Dow Jones & Co. announced Friday that it has acquired the 40 percent stake of its Japanese language site for The Wall Street Journal that it didn’t already own from its business partner.
Following completion of the acquisition, Dow Jones will expand operations of the web site, which is one of the fastest-growing local-language offerings within the Journal’s digital portfolio. WSJ.com’s Japanese-language edition, which was launched in December 2009, has more than 2 million visitors a month and is complemented by Japanese-language smartphone and tablet apps optimized for Apple and Android devices.
“The acquisition demonstrates Dow Jones’s continued investment in publishing, particularly in high-growth markets and in digital, local-language initiatives,” said Lex Fenwick, CEO of Dow Jones and publisher of The Journal, in a statement. “Together with the WSJ.com Chinese-language edition and soon-to-launch Bahasa Indonesia news site, the expansion in Japanese enables us to continue reaching new readers in Asia and to introduce them to the broader, comprehensive coverage of The Wall Street Journal worldwide.”

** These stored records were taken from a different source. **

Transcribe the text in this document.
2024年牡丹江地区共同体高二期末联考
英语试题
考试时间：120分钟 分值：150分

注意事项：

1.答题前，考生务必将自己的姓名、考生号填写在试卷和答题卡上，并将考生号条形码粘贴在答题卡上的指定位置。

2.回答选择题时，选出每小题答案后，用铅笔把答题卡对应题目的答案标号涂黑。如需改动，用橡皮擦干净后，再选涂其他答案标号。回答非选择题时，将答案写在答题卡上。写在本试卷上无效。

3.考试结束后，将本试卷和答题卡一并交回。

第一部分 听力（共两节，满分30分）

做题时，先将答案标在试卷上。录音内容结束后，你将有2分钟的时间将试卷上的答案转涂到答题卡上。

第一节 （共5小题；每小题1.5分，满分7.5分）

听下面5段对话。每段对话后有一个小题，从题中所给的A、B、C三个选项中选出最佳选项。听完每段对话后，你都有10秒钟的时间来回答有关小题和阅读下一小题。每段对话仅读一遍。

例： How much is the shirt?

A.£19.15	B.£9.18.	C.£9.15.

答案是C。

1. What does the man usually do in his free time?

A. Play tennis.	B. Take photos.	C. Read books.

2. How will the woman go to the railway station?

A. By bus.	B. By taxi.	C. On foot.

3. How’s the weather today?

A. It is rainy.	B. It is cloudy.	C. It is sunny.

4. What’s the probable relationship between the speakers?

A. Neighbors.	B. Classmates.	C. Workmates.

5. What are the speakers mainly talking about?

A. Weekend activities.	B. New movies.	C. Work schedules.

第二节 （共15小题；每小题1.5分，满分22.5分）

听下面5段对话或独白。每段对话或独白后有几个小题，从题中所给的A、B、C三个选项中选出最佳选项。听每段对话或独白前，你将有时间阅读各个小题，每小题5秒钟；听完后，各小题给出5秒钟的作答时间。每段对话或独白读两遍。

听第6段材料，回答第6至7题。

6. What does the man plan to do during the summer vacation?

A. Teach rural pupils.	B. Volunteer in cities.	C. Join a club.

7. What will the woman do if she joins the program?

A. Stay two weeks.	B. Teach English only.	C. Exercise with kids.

Added Robert Thomson, editor-in-chief of Dow Jones and managing editor of The Journal, “This significant investment is evidence of our determination to expand the Journal across platforms and languages. It is also a sign of our commitment to Japan, which is the world’s third-largest economy and seemingly at the start of a new phase of global expansion. That expansion is contingent upon companies and investors being able to make well-informed decisions and our aim is to ensure that Japanese readers have access to the world’s foremost news and analysis in their own language. As Matsuo Basho, the great Japanese poet, noted: ‘No matter where your interest lies, you will not be able to accomplish anything unless you bring your deepest devotion to it.'”
Edited from the Journal’s Tokyo bureau, the site currently features coverage of local business, finance and political news, in addition to translated articles from The Wall Street Journal’s global editions.